La stagione 1997/98 segna una rinnovata ambizione per tutto l’universo laziale. Il campionato lo vede a lungo terzo incomodo nel duello Inter – Juve e in Coppa Uefa si arrende solo in finale ai meneghini di Simoni. Inoltre, a 40 anni esatti dall’ultima affermazione, è in Coppa Italia che arriva una grande soddisfazione, concludendo nel migliore dei modi un clamoroso percorso: eliminazione ai quarti dei cugini giallorossi con una doppia vittoria (di cui la prima per 4-1), in semifinale fatta fuori la Torino bianconera e all’atto conclusivo la spettacolare rimonta sul Milan. I viscontei all’andata si impongono a San Siro 1-0 e all’Olimpico passano avanti a inizio ripresa. Ai romani servono tre reti, che puntualmente arrivano nel giro di 10 minuti (Gottardi, rigore di Jugovic, Nesta).

L’annata successiva si apre come si era conclusa quella precedente, ossia con un trofeo, la Supercoppa conquistata a Torino contro gli juventini freschi di scudetto. I biancocelesti, che nel mercato si sono pesantemente rinforzati – su tutti il ritorno in Italia di Christian Vieri – in serie A partono col freno tirato. La massima competizione nazionale finisce poi nel peggiore dei modi: alla penultima in quel di Firenze la capolista non va oltre l’1-1 e viene scavalcata in classifica dal Milan che la domenica successiva si aggiudicherà il tricolore.

A rilento anche in Europa

Zoppicanti anche gli esordi europei. All’Olimpico arrivano gli svizzeri del Losanna e dopo neanche 120 secondi i padroni di casa sono sotto di un uomo con gli ospiti che usufruiscono di un rigore. Marchegiani para ma finisce 1-1: in terra elvetica si confeziona una tribolata qualificazione grazie alla regola dei gol in trasferta. Sofferte anche le doppie sfide contro Partizan Belgrado e Lokomotiv Mosca. Nel mezzo l’unico turno senza patemi, ossia quello giocato contro i greci del Panionios, regolati con un totale di 7 reti a 0. A regalare agli aquilotti la sfida del Villa Park è l’estro di Roberto Mancini: l’attuale cittì nella complicatissima semifinale di andata confeziona, con la specialità della casa – il colpo di tacco – l’assist per il decisivo 1-1.
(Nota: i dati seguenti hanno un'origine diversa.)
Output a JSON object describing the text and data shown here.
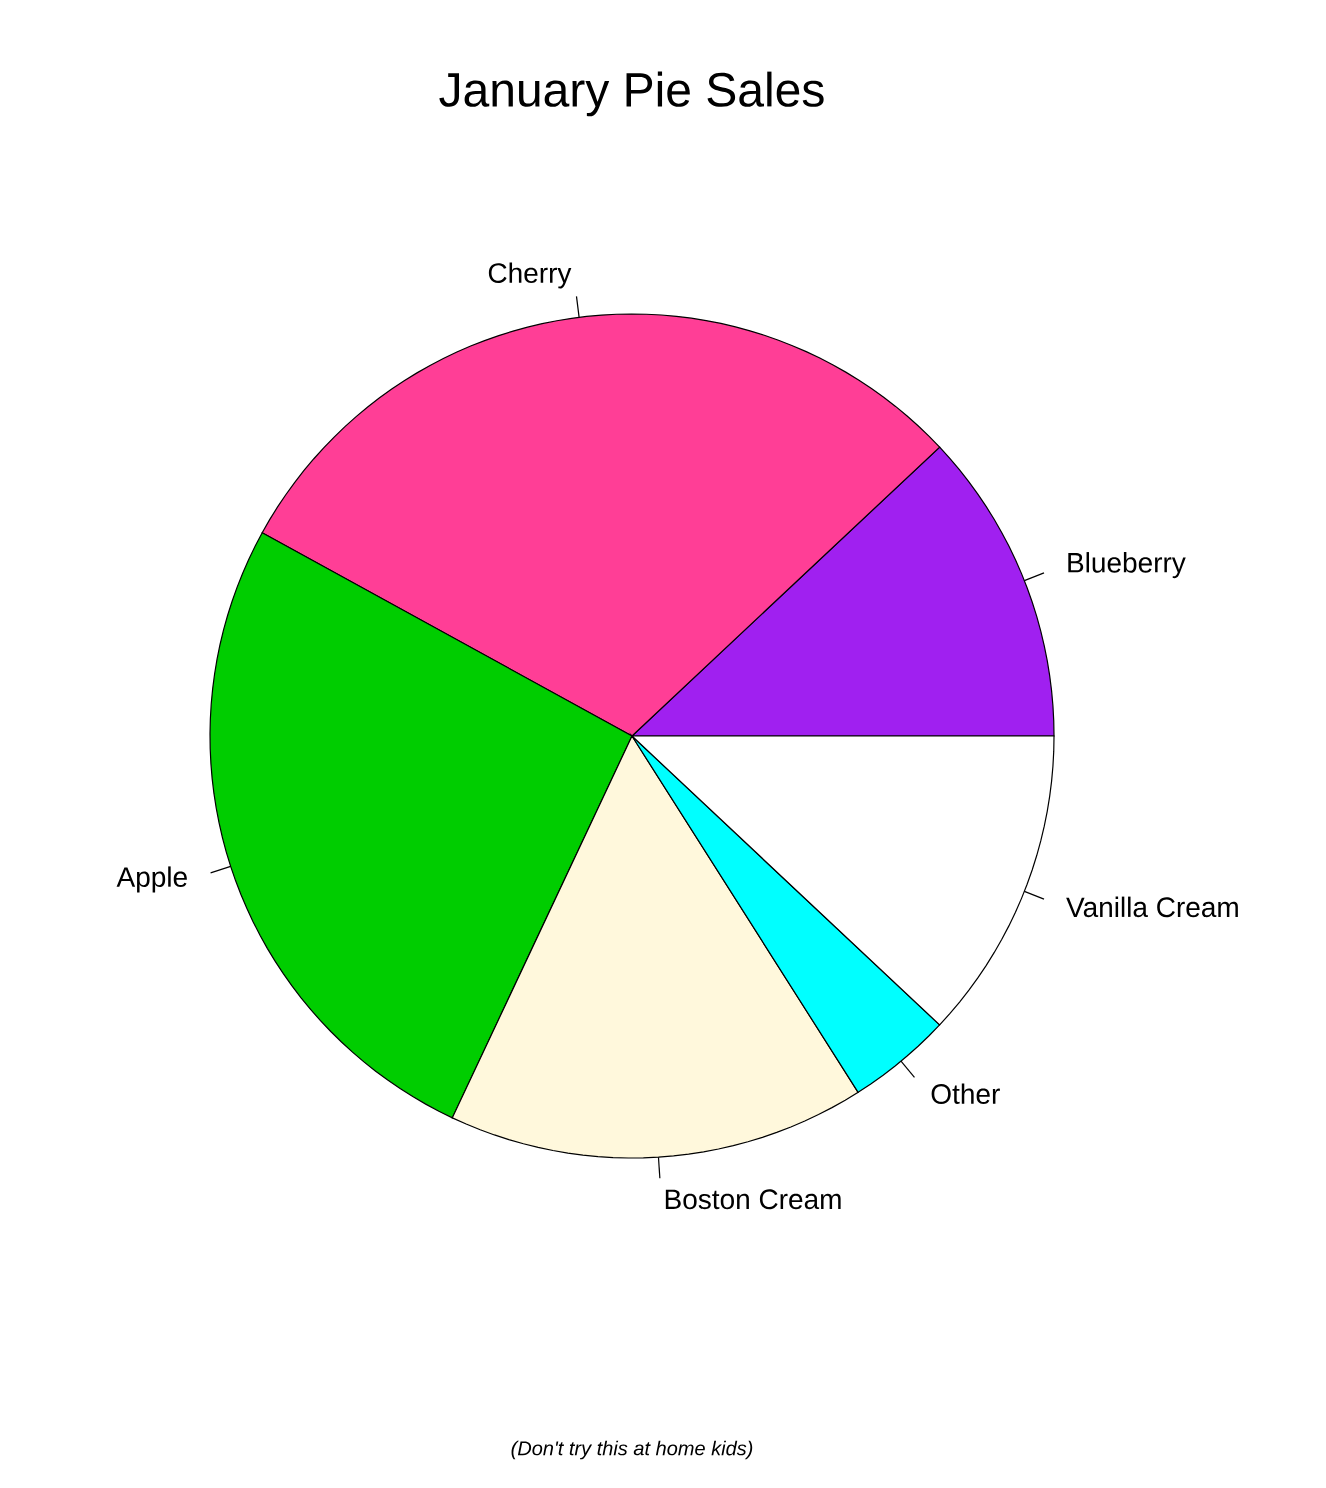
{
  "chart_data": {
    "type": "pie",
    "title": "January Pie Sales",
    "categories": [
      "Blueberry",
      "Cherry",
      "Apple",
      "Boston Cream",
      "Other",
      "Vanilla Cream"
    ],
    "values": [
      12,
      30,
      26,
      16,
      4,
      12
    ],
    "colors": [
      "#a020f0",
      "#ff3e96",
      "#00cd00",
      "#fff8dc",
      "#00ffff",
      "#ffffff"
    ],
    "annotations": [
      "(Don't try this at home kids)"
    ]
  }
}
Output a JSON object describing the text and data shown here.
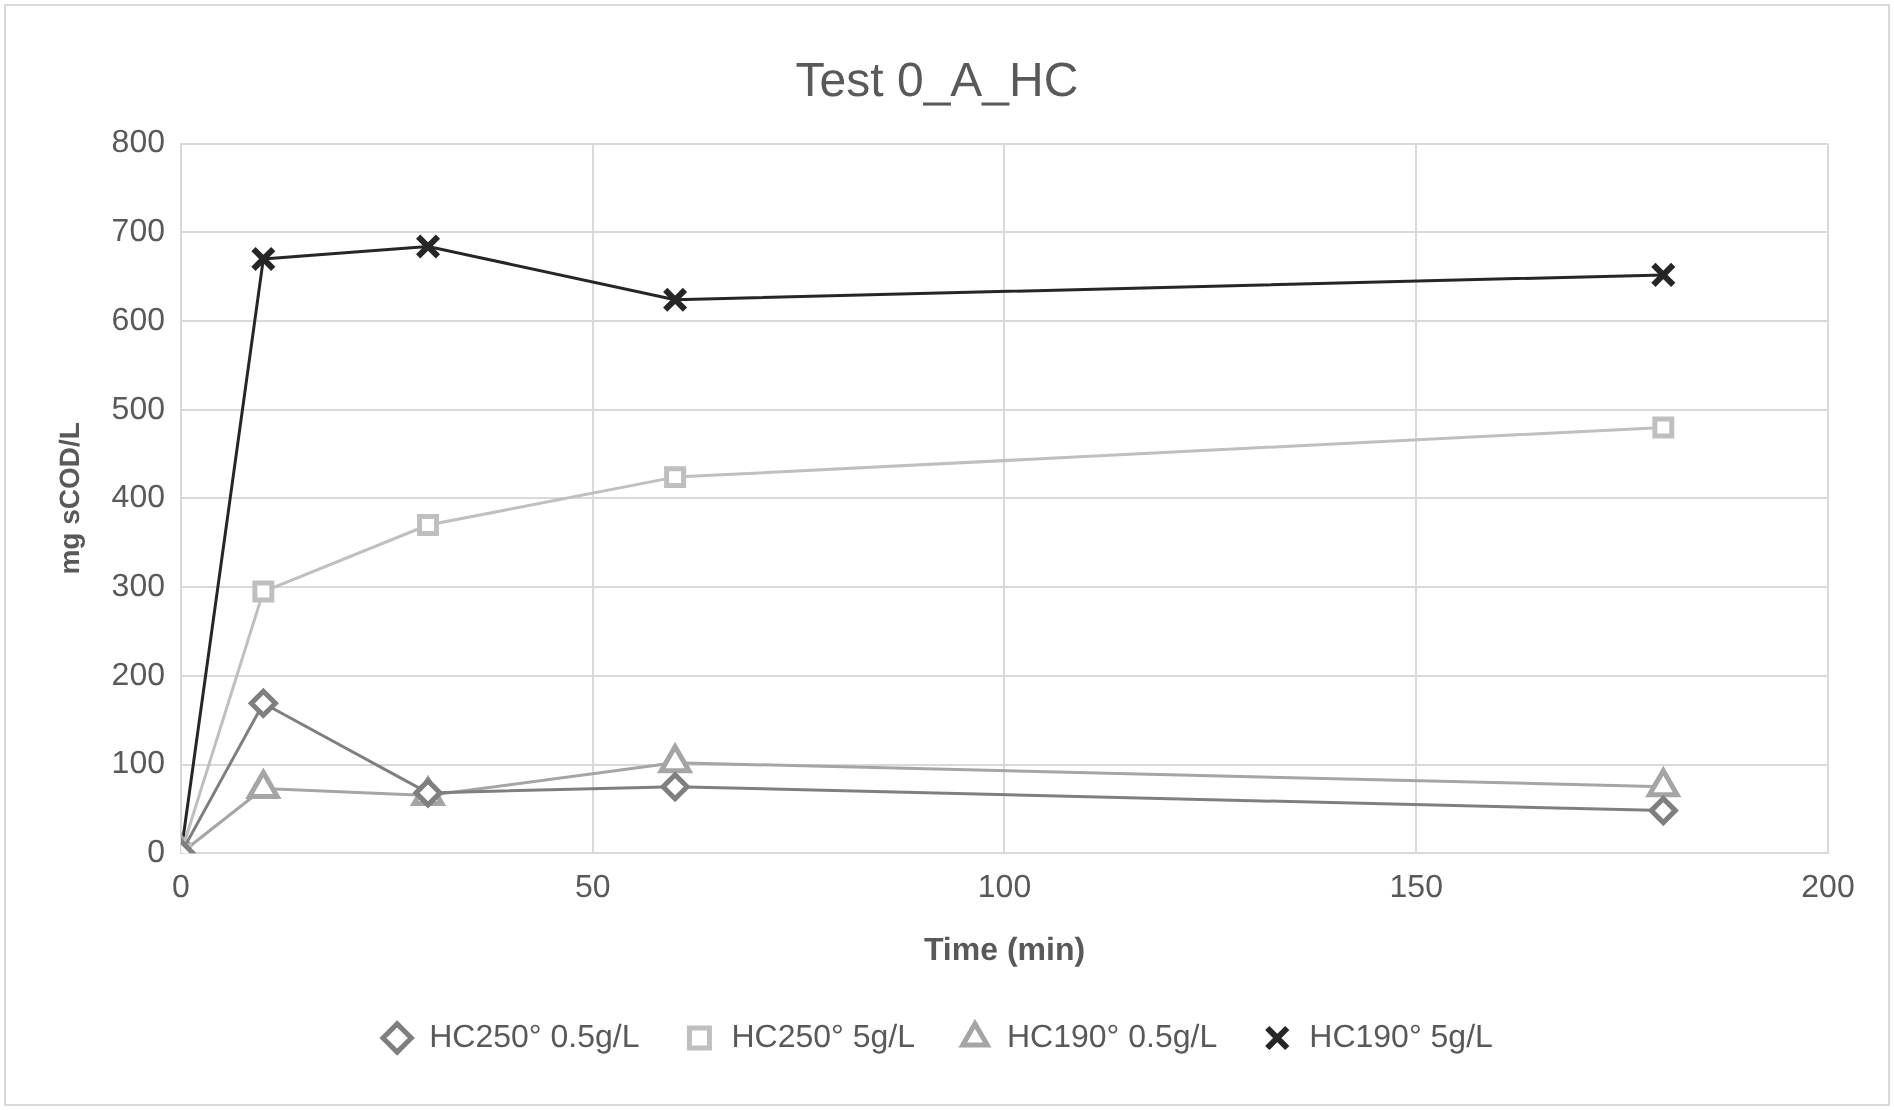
{
  "chart_data": {
    "type": "line",
    "title": "Test 0_A_HC",
    "xlabel": "Time (min)",
    "ylabel": "mg sCOD/L",
    "x": [
      0,
      10,
      30,
      60,
      180
    ],
    "series": [
      {
        "name": "HC250° 0.5g/L",
        "color": "#7f7f7f",
        "marker": "diamond",
        "values": [
          0,
          169,
          68,
          75,
          48
        ]
      },
      {
        "name": "HC250° 5g/L",
        "color": "#bfbfbf",
        "marker": "square",
        "values": [
          0,
          295,
          370,
          424,
          480
        ]
      },
      {
        "name": "HC190° 0.5g/L",
        "color": "#a5a5a5",
        "marker": "triangle",
        "values": [
          0,
          73,
          65,
          102,
          75
        ]
      },
      {
        "name": "HC190° 5g/L",
        "color": "#262626",
        "marker": "cross",
        "values": [
          0,
          670,
          684,
          624,
          652
        ]
      }
    ],
    "xlim": [
      0,
      200
    ],
    "xticks": [
      0,
      50,
      100,
      150,
      200
    ],
    "ylim": [
      0,
      800
    ],
    "yticks": [
      0,
      100,
      200,
      300,
      400,
      500,
      600,
      700,
      800
    ],
    "grid": true,
    "legend": "bottom",
    "line_style": "solid"
  }
}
La Coppa delle Coppe della Lazio: un trofeo eterno

La finale di Birmingham si gioca solamente 4 giorni dopo la nefasta trasferta di Firenze. Di fronte ai capitolini c’è il sorprendente Maiorca. Passano 7′ e i fantasmi del Franchi vengono cacciati via da Vieri: un lancio senza troppe speranze del terzino destro Pancaro viene trasformato dal Bobo nazionale in un velenoso colpo di testa che vale l’1-0, siglato proprio sotto il settore dei sostenitori laziali. Ai tenaci isolani di Spagna bastano però una manciata di minuti per ristabilire l’equilibrio “grazie” anche alla complicità della retroguardia in maglia gialla che colpevolmente si dimentica a centro area il numero 9 maiorchino. La squadra di Cuper ha gamba e fiato e mette più di una volta in difficoltà la compagine romana. Ma essendo una di quelle sere in cui un giovanissimo Alessandro Nesta ha deciso di alzare il muro ogni tentativo avversario viene respinto.
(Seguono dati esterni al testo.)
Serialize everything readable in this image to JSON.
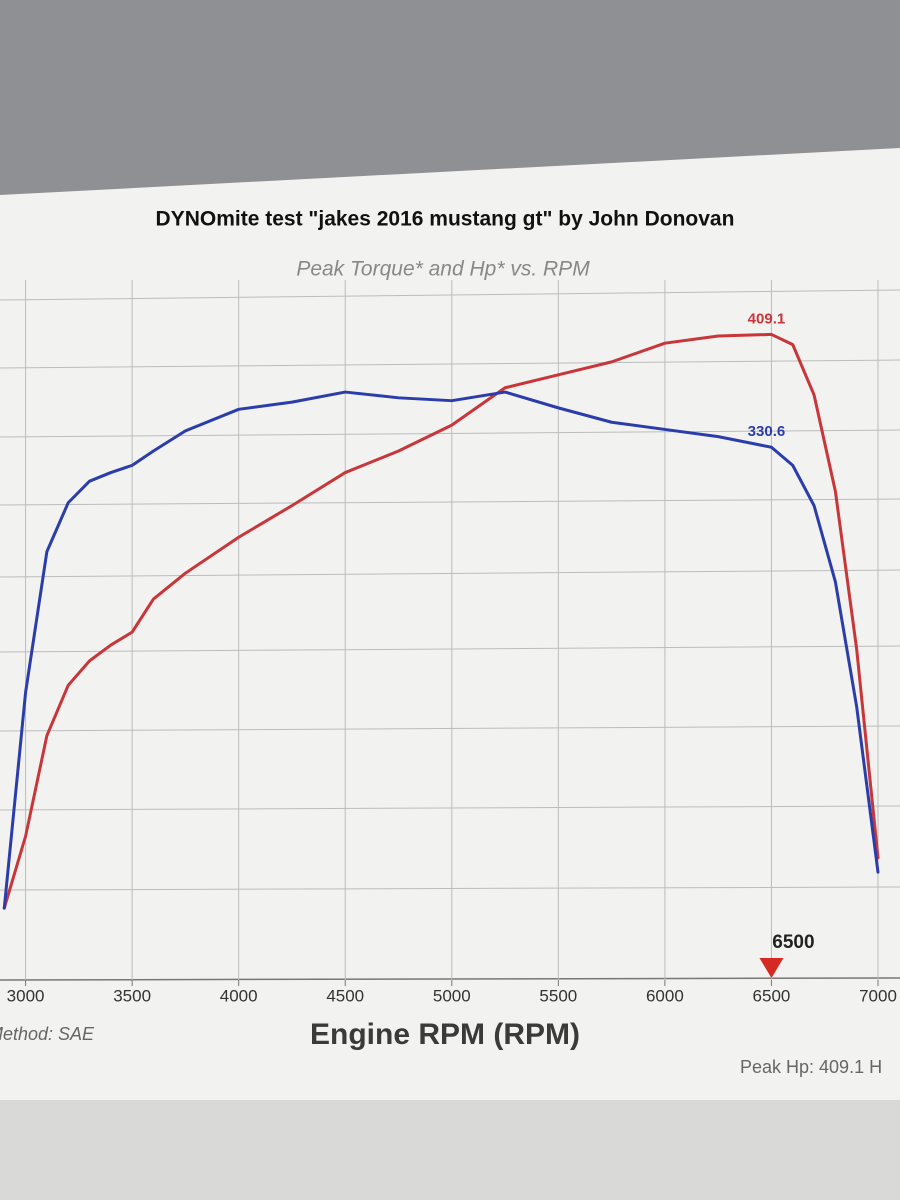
{
  "chart_data": {
    "type": "line",
    "title": "DYNOmite test \"jakes 2016 mustang gt\" by John Donovan",
    "subtitle": "Peak Torque* and Hp* vs. RPM",
    "x_label": "Engine RPM (RPM)",
    "method_note": "Method: SAE",
    "peak_note": "Peak Hp: 409.1 H",
    "x": [
      2900,
      3000,
      3100,
      3200,
      3300,
      3400,
      3500,
      3600,
      3750,
      4000,
      4250,
      4500,
      4750,
      5000,
      5250,
      5500,
      5750,
      6000,
      6250,
      6500,
      6600,
      6700,
      6800,
      6900,
      7000
    ],
    "series": [
      {
        "color": "#c8363a",
        "marked_value": 409.1,
        "values": [
          10,
          60,
          130,
          165,
          182,
          193,
          202,
          225,
          243,
          268,
          290,
          313,
          328,
          346,
          372,
          381,
          390,
          403,
          408,
          409.1,
          402,
          367,
          300,
          190,
          45
        ]
      },
      {
        "color": "#2b3daa",
        "marked_value": 330.6,
        "values": [
          10,
          160,
          258,
          292,
          307,
          313,
          318,
          328,
          342,
          357,
          362,
          369,
          365,
          363,
          369,
          358,
          348,
          343,
          338,
          330.6,
          318,
          290,
          237,
          150,
          35
        ]
      }
    ],
    "marker_x": 6500,
    "marker_color": "#d42a22",
    "xlim": [
      2880,
      7000
    ],
    "ylim": [
      -40,
      440
    ],
    "xticks": [
      3000,
      3500,
      4000,
      4500,
      5000,
      5500,
      6000,
      6500,
      7000
    ],
    "grid": true
  }
}
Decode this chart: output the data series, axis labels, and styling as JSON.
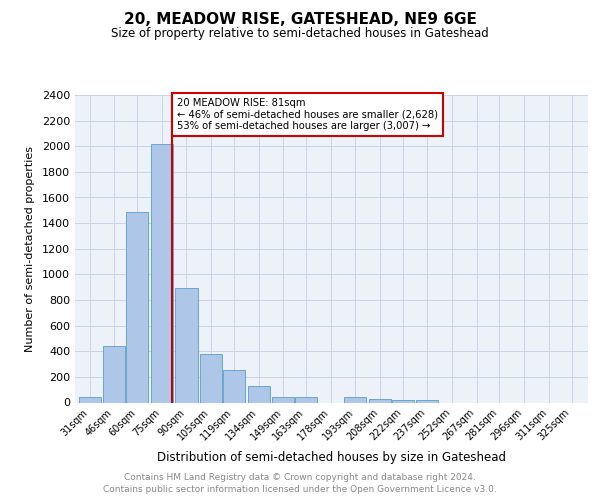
{
  "title": "20, MEADOW RISE, GATESHEAD, NE9 6GE",
  "subtitle": "Size of property relative to semi-detached houses in Gateshead",
  "xlabel": "Distribution of semi-detached houses by size in Gateshead",
  "ylabel": "Number of semi-detached properties",
  "property_label": "20 MEADOW RISE: 81sqm",
  "annotation_line1": "← 46% of semi-detached houses are smaller (2,628)",
  "annotation_line2": "53% of semi-detached houses are larger (3,007) →",
  "bar_centers": [
    31,
    46,
    60,
    75,
    90,
    105,
    119,
    134,
    149,
    163,
    178,
    193,
    208,
    222,
    237,
    252,
    267,
    281,
    296,
    311,
    325
  ],
  "bar_heights": [
    40,
    440,
    1490,
    2020,
    890,
    375,
    255,
    130,
    40,
    45,
    0,
    40,
    25,
    20,
    20,
    0,
    0,
    0,
    0,
    0,
    0
  ],
  "bar_width": 13.5,
  "tick_labels": [
    "31sqm",
    "46sqm",
    "60sqm",
    "75sqm",
    "90sqm",
    "105sqm",
    "119sqm",
    "134sqm",
    "149sqm",
    "163sqm",
    "178sqm",
    "193sqm",
    "208sqm",
    "222sqm",
    "237sqm",
    "252sqm",
    "267sqm",
    "281sqm",
    "296sqm",
    "311sqm",
    "325sqm"
  ],
  "tick_positions": [
    31,
    46,
    60,
    75,
    90,
    105,
    119,
    134,
    149,
    163,
    178,
    193,
    208,
    222,
    237,
    252,
    267,
    281,
    296,
    311,
    325
  ],
  "ylim": [
    0,
    2400
  ],
  "yticks": [
    0,
    200,
    400,
    600,
    800,
    1000,
    1200,
    1400,
    1600,
    1800,
    2000,
    2200,
    2400
  ],
  "xlim_left": 22,
  "xlim_right": 335,
  "bar_color": "#aec6e8",
  "bar_edge_color": "#5a9dc8",
  "red_line_x": 81,
  "red_line_color": "#cc0000",
  "annotation_box_color": "#cc0000",
  "grid_color": "#c8d4e8",
  "background_color": "#edf2f9",
  "footer_line1": "Contains HM Land Registry data © Crown copyright and database right 2024.",
  "footer_line2": "Contains public sector information licensed under the Open Government Licence v3.0.",
  "footer_color": "#888888"
}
Soffrono i biancocelesti, almeno fino a 10’ dal termine. Al limite dell’area il tiro di Vieri viene rimpallato, la sfera carambola sul destro di Nedved il quale senza pensarci disegna col destro una perfetta parabola che si insacca alle spalle di Roa. E’ il gol del definitivo 2-1 che permette all’aquila di spiegare le ali e volare nuovamente sui cieli d’Europa. “Per sempre nostra” è l’aforisma con cui i laziali ricordano ancora oggi la vittoria in terra albionica. La Coppa delle Coppe della Lazio è un trofeo eterno per la città eterna: la parola fine sulla storia di questa romantica competizione continentale non poteva che essere a tinte tricolori.